Selasa, 24 Juni 2025

Nyanyian Musim dari Tanah yang Tak Pernah Terlupa

Nyanyian Musim dari Tanah yang Tak Pernah Terlupa (I – Ladang di Bawah Nama Ibu) Aku menulis dari antara ladang jagung dan kabut, di mana nama-nama perempuan diukir pada pohon jambu, dan doa-doa dilafalkan ke dalam lesung. Karlfeldt menulis dari padang bersalju, tentang tangan ibu yang mengayunkan buaian kayu, dan suara salju yang jatuh seperti rahasia kecil. Kami tak mengenal bahasa yang sama, tapi kami saling paham melalui musim. Raudah berkata: "Setiap tanah adalah halaman pertama dari buku kenangan." Karlfeldt menjawab: "Dan setiap salju adalah catatan tak tertulis dari keabadian." (II – Sunyi yang Ditanam dan Tumbuh) Di kampungku, sunyi ditanam seperti bibit kopi— menjadi harum jika diseduh dengan kenangan. Di desamu, sunyi hadir bersama malam musim dingin dan mata rusa yang mematung dari balik hutan. Kami tahu: sunyi bukan ketiadaan tapi bentuk paling lembut dari keberadaan.

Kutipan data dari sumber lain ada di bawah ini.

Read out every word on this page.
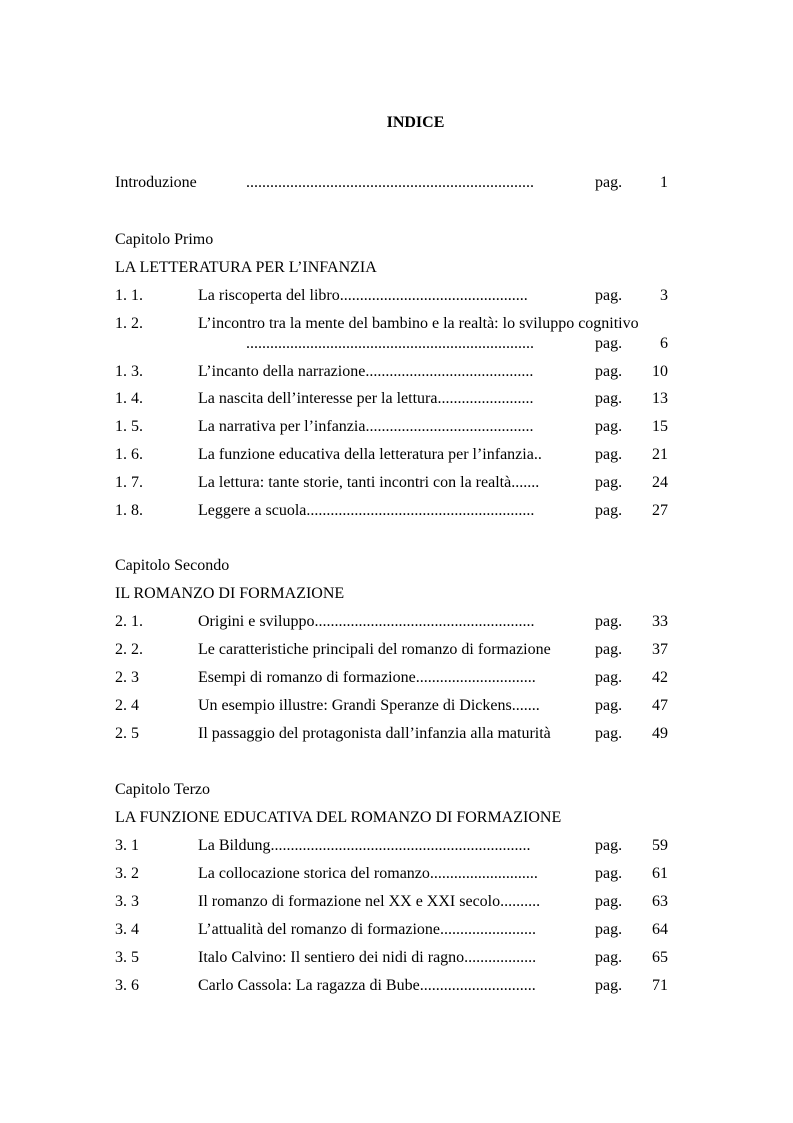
INDICE
Introduzione	........................................................................	pag.	1
Capitolo Primo
LA LETTERATURA PER L’INFANZIA
1. 1.	La riscoperta del libro...............................................	pag.	3
1. 2.	L’incontro tra la mente del bambino e la realtà: lo sviluppo cognitivo
........................................................................	pag.	6
1. 3.	L’incanto della narrazione..........................................	pag.	10
1. 4.	La nascita dell’interesse per la lettura........................	pag.	13
1. 5.	La narrativa per l’infanzia..........................................	pag.	15
1. 6.	La funzione educativa della letteratura per l’infanzia..	pag.	21
1. 7.	La lettura: tante storie, tanti incontri con la realtà.......	pag.	24
1. 8.	Leggere a scuola.........................................................	pag.	27
Capitolo Secondo
IL ROMANZO DI FORMAZIONE
2. 1.	Origini e sviluppo.......................................................	pag.	33
2. 2.	Le caratteristiche principali del romanzo di formazione	pag.	37
2. 3	Esempi di romanzo di formazione..............................	pag.	42
2. 4	Un esempio illustre: Grandi Speranze di Dickens.......	pag.	47
2. 5	Il passaggio del protagonista dall’infanzia alla maturità	pag.	49
Capitolo Terzo
LA FUNZIONE EDUCATIVA DEL ROMANZO DI FORMAZIONE
3. 1	La Bildung.................................................................	pag.	59
3. 2	La collocazione storica del romanzo...........................	pag.	61
3. 3	Il romanzo di formazione nel XX e XXI secolo..........	pag.	63
3. 4	L’attualità del romanzo di formazione........................	pag.	64
3. 5	Italo Calvino: Il sentiero dei nidi di ragno..................	pag.	65
3. 6	Carlo Cassola: La ragazza di Bube.............................	pag.	71
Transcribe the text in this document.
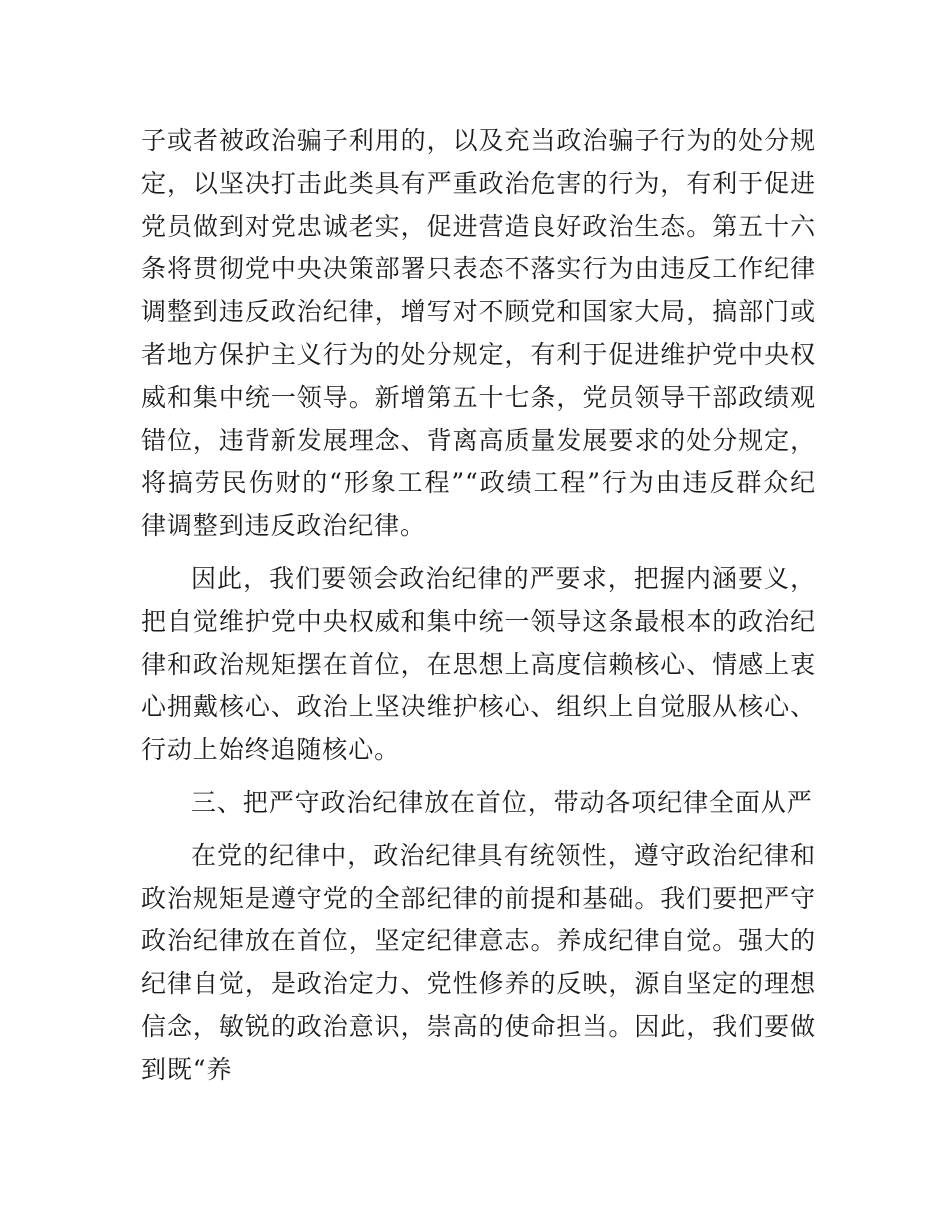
子或者被政治骗子利用的，以及充当政治骗子行为的处分规定，以坚决打击此类具有严重政治危害的行为，有利于促进党员做到对党忠诚老实，促进营造良好政治生态。第五十六条将贯彻党中央决策部署只表态不落实行为由违反工作纪律调整到违反政治纪律，增写对不顾党和国家大局，搞部门或者地方保护主义行为的处分规定，有利于促进维护党中央权威和集中统一领导。新增第五十七条，党员领导干部政绩观错位，违背新发展理念、背离高质量发展要求的处分规定，将搞劳民伤财的“形象工程”“政绩工程”行为由违反群众纪律调整到违反政治纪律。

因此，我们要领会政治纪律的严要求，把握内涵要义，把自觉维护党中央权威和集中统一领导这条最根本的政治纪律和政治规矩摆在首位，在思想上高度信赖核心、情感上衷心拥戴核心、政治上坚决维护核心、组织上自觉服从核心、行动上始终追随核心。

三、把严守政治纪律放在首位，带动各项纪律全面从严

在党的纪律中，政治纪律具有统领性，遵守政治纪律和政治规矩是遵守党的全部纪律的前提和基础。我们要把严守政治纪律放在首位，坚定纪律意志。养成纪律自觉。强大的纪律自觉，是政治定力、党性修养的反映，源自坚定的理想信念，敏锐的政治意识，崇高的使命担当。因此，我们要做到既“养
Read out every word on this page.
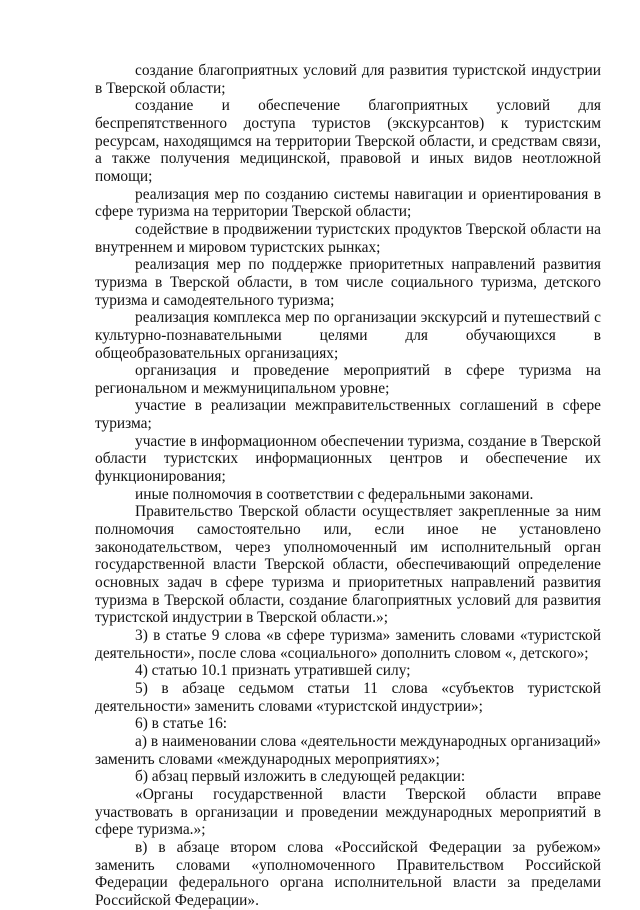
создание благоприятных условий для развития туристской индустрии в Тверской области;

создание и обеспечение благоприятных условий для беспрепятственного доступа туристов (экскурсантов) к туристским ресурсам, находящимся на территории Тверской области, и средствам связи, а также получения медицинской, правовой и иных видов неотложной помощи;

реализация мер по созданию системы навигации и ориентирования в сфере туризма на территории Тверской области;

содействие в продвижении туристских продуктов Тверской области на внутреннем и мировом туристских рынках;

реализация мер по поддержке приоритетных направлений развития туризма в Тверской области, в том числе социального туризма, детского туризма и самодеятельного туризма;

реализация комплекса мер по организации экскурсий и путешествий с культурно-познавательными целями для обучающихся в общеобразовательных организациях;

организация и проведение мероприятий в сфере туризма на региональном и межмуниципальном уровне;

участие в реализации межправительственных соглашений в сфере туризма;

участие в информационном обеспечении туризма, создание в Тверской области туристских информационных центров и обеспечение их функционирования;

иные полномочия в соответствии с федеральными законами.

Правительство Тверской области осуществляет закрепленные за ним полномочия самостоятельно или, если иное не установлено законодательством, через уполномоченный им исполнительный орган государственной власти Тверской области, обеспечивающий определение основных задач в сфере туризма и приоритетных направлений развития туризма в Тверской области, создание благоприятных условий для развития туристской индустрии в Тверской области.»;

3) в статье 9 слова «в сфере туризма» заменить словами «туристской деятельности», после слова «социального» дополнить словом «, детского»;

4) статью 10.1 признать утратившей силу;

5) в абзаце седьмом статьи 11 слова «субъектов туристской деятельности» заменить словами «туристской индустрии»;

6) в статье 16:

а) в наименовании слова «деятельности международных организаций» заменить словами «международных мероприятиях»;

б) абзац первый изложить в следующей редакции:

«Органы государственной власти Тверской области вправе участвовать в организации и проведении международных мероприятий в сфере туризма.»;

в) в абзаце втором слова «Российской Федерации за рубежом» заменить словами «уполномоченного Правительством Российской Федерации федерального органа исполнительной власти за пределами Российской Федерации».
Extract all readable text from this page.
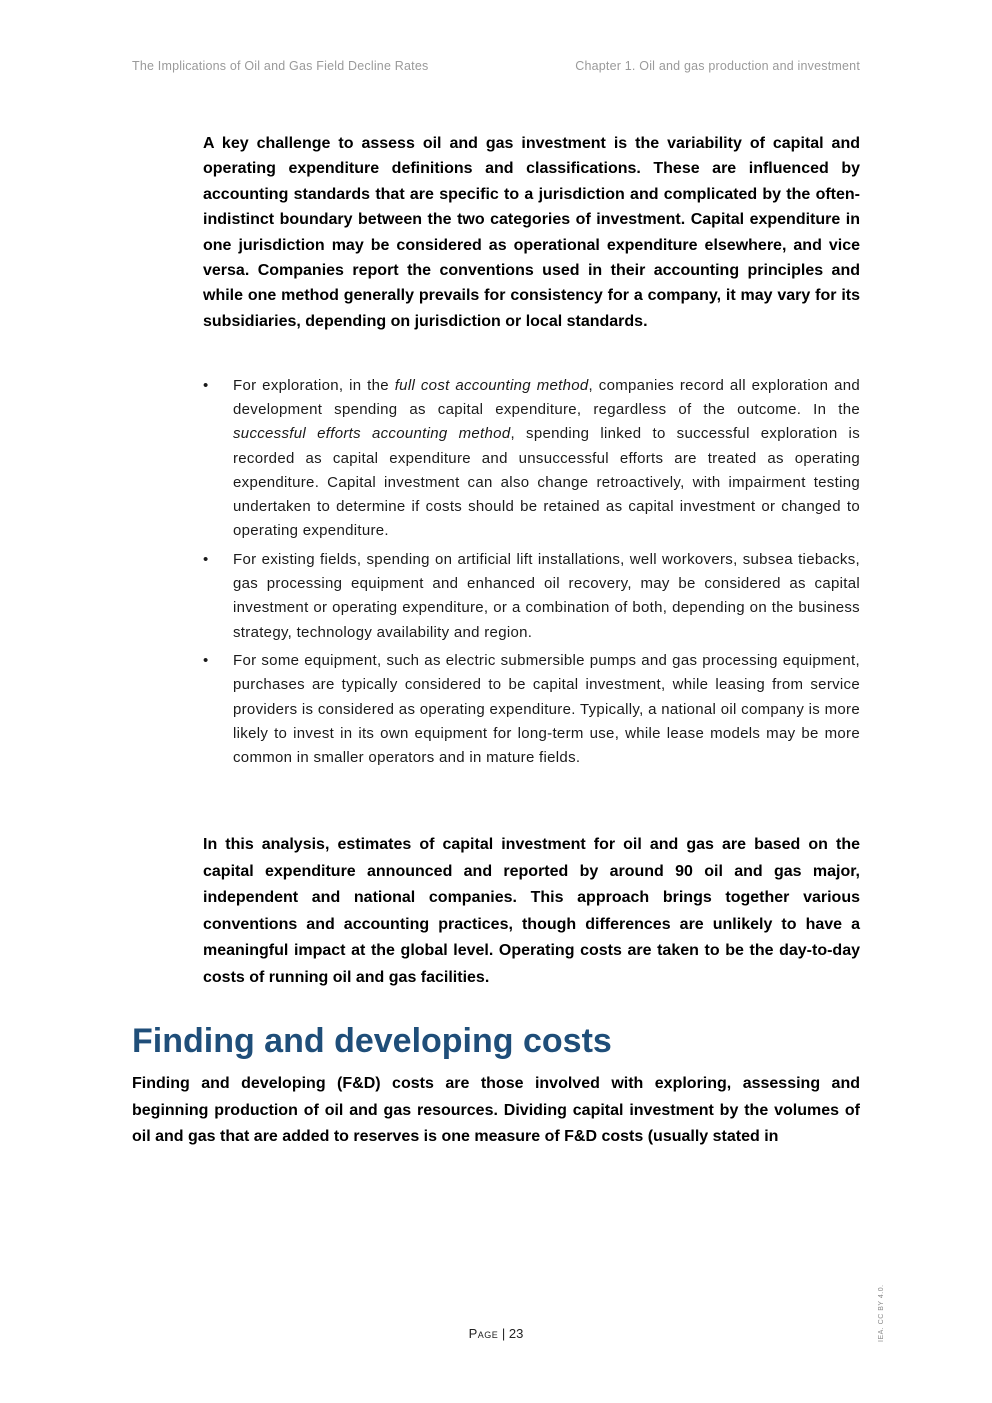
The Implications of Oil and Gas Field Decline Rates	Chapter 1. Oil and gas production and investment

A key challenge to assess oil and gas investment is the variability of capital and operating expenditure definitions and classifications. These are influenced by accounting standards that are specific to a jurisdiction and complicated by the often-indistinct boundary between the two categories of investment. Capital expenditure in one jurisdiction may be considered as operational expenditure elsewhere, and vice versa. Companies report the conventions used in their accounting principles and while one method generally prevails for consistency for a company, it may vary for its subsidiaries, depending on jurisdiction or local standards.

• For exploration, in the full cost accounting method, companies record all exploration and development spending as capital expenditure, regardless of the outcome. In the successful efforts accounting method, spending linked to successful exploration is recorded as capital expenditure and unsuccessful efforts are treated as operating expenditure. Capital investment can also change retroactively, with impairment testing undertaken to determine if costs should be retained as capital investment or changed to operating expenditure.
• For existing fields, spending on artificial lift installations, well workovers, subsea tiebacks, gas processing equipment and enhanced oil recovery, may be considered as capital investment or operating expenditure, or a combination of both, depending on the business strategy, technology availability and region.
• For some equipment, such as electric submersible pumps and gas processing equipment, purchases are typically considered to be capital investment, while leasing from service providers is considered as operating expenditure. Typically, a national oil company is more likely to invest in its own equipment for long-term use, while lease models may be more common in smaller operators and in mature fields.

In this analysis, estimates of capital investment for oil and gas are based on the capital expenditure announced and reported by around 90 oil and gas major, independent and national companies. This approach brings together various conventions and accounting practices, though differences are unlikely to have a meaningful impact at the global level. Operating costs are taken to be the day-to-day costs of running oil and gas facilities.

Finding and developing costs

Finding and developing (F&D) costs are those involved with exploring, assessing and beginning production of oil and gas resources. Dividing capital investment by the volumes of oil and gas that are added to reserves is one measure of F&D costs (usually stated in

IEA. CC BY 4.0.
Page | 23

Maka kami diam, dan menulis puisi dengan jemari tanah dan udara. (III – Perempuan dan Padang Rumput) Raudah mencatat perempuan yang hilang dari silsilah, namun masih hidup dalam aroma sambal dan lemang. Karlfeldt menggambar gadis desa yang menganyam waktu dengan daun birch dan saga lama. Kami tahu, tubuh perempuan bukan hanya bejana, tapi peta yang dicetak dari luka dan sabar. Dan puisi kami pun memeluk tubuh itu seperti hujan memeluk padi. (IV – Musim yang Tak Bernama) Ada musim yang tak dikenal kalender, hanya dirasakan oleh kulit dan hati. Di Swedia, saat cahaya menipis, dan di Batak, saat angin datang dari danau membawa kabar dari roh-roh yang belum tenang. Kami menamai musim itu dengan sajak panjang yang tak memakai tanda titik. Karena waktu tidak usai, ia hanya pindah bentuk. (V – Penutup: Tempat Pulang yang Tak Pernah Pergi) Kami tidak menutup puisi ini. Seperti kabut yang datang perlahan— ia tinggal, lalu hilang, lalu kembali. Dan begitulah puisi kami akan diingat: bukan karena suaranya, melainkan karena sunyinya.